A few days ago, a team from a local news magazine came over to talk to me and another writer about an upcoming literary festival where we'll be reading. It was giddy seeing the writer-photographer tandem, mostly because they reminded me so much of, well, me.

Selfish remembrances aside, the past three weeks (unreported, my apologies) had passed with something that resembles calm and regularity. Another trip to the city (where I got myself a kurta), to our beloved bar at Hessaraghatta, a reading, another performance by the dancers, and the usual blur of people coming and going. I've been here for five weeks, and while I could be (rightly) chastised for not doing enough work, there is no way to adequately ascertain the impact of my stay so far on the way I have come to appreciate the depth and profundity of this civilization.

Weeks ago, the dancers performed for a group of tourists, and we were allowed to watch. The sheer beauty of the choreography; the ancient, divine origin; and the devotion of the dancers to their craft--I cannot help but be reminded of the common narratives of India and the Philippines. The thriving "indigenous" way of life, the colonial interruption, the confusion and the struggle in the aftermath. When one of the dancers were explaining to the (white) crowd that the movements of the dance were based on 2,000-year-old scriptures, in my mind I hastened to add, and this is what your forefathers had dismissed and endeavoured to erase.

Perhaps more work is needed on the serenity front. Elsewhere, progress: (1) a new story, (2) two finished overhauls, and (3) reinvigorated drive thanks to offer by a literary agent to take a look at the manuscript once it's done. "Don't show it to anyone else before me," she had said, quite needlessly.

Tuesday, December 3

India II

The initial euphoria gone, have settled into routines, always the life jacket to which we cling on when flung toward uncharted waters. Here, it is waking up at around 9 or 10 (depending on previous night's alcohol intake), breakfast of either toast or scrambled eggs (as can't cook anything fancier), lunch with the dancers at 2 (if Anand isn't cooking), and dinner at 9 or so (plus rhum and a beedi with Venkat). In between, lots of tea and long walks, watching downloaded shows and looking out the window for hours.

I still think it is a gift--all this time to write, the (largely unfounded) belief that the project is worth investing on--but the faces are now familiar; the cold, tolerable; the silence, no longer an oppression. The profound exhilaration that I had felt at the prospect of being away from Things, I had been constantly revisting it. Had it been an exaggeration? Overcompensation? The facile way to put this turnaround is simple homesickness, which is not wholly untrue, although it ignores the additional isolation of being so far away from the city, with its noise and energy, the comforting warmth of multitudes.

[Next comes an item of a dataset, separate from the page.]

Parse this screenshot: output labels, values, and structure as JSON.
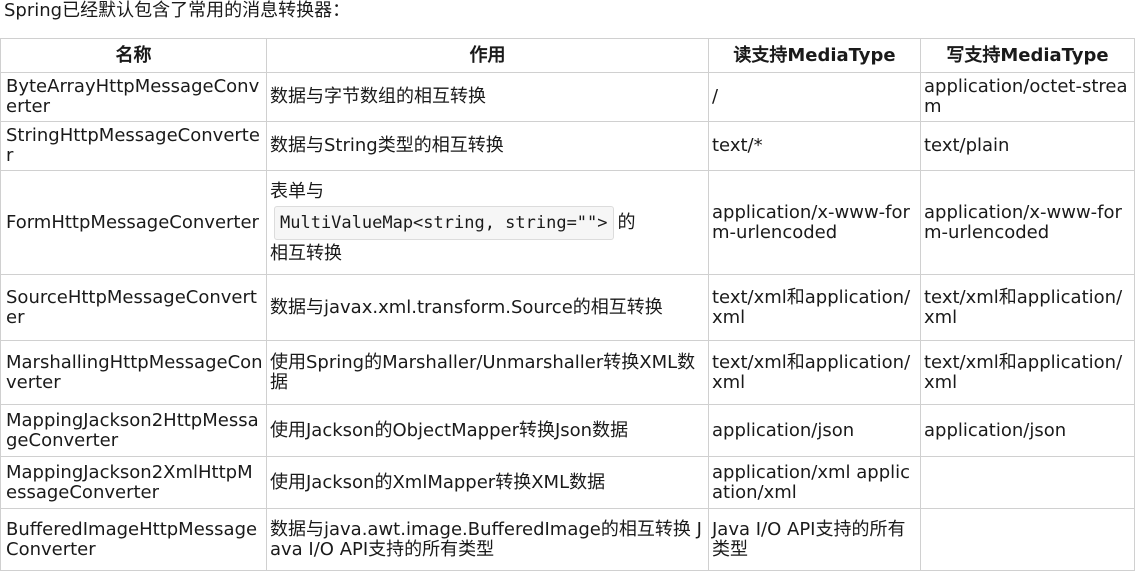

Am I getting a lot of writing done? I am inclined to think that that is beside the point (cover your ears, dear sponsors). The conversations with the other residents--on caste, on regionalism, on popular literature, on this absurd thing we all love called writing--there is no ascertaining its value. The primacy of experience: how can it be so simple but also so multifarious? The heartbreaking thing about a tragedy like Yolanda, on whose heels I left the Philippines, is that the cold, hungry victims in her aftermath watch the same noontime show as me, laugh at the same crude jokes, and go to an SM mall to eat the same Jolly Spaghetti. Is it a paltry claim at solidarity? Perhaps. But such is never more clear to me as when you interact with foreigners.

Which is not to say I am not taking advantage of it. From my little desk, I can see an ampitheatre and, every now and then, passing tourists and goats and sheep. Progress, then, apart from the growing comfort: (1) further revisions on a really complicated story, (2) learning how to make masala chai, and (3) a confirmed lunch date in Delhi two months from now with the author of this little book called The God of Small Things.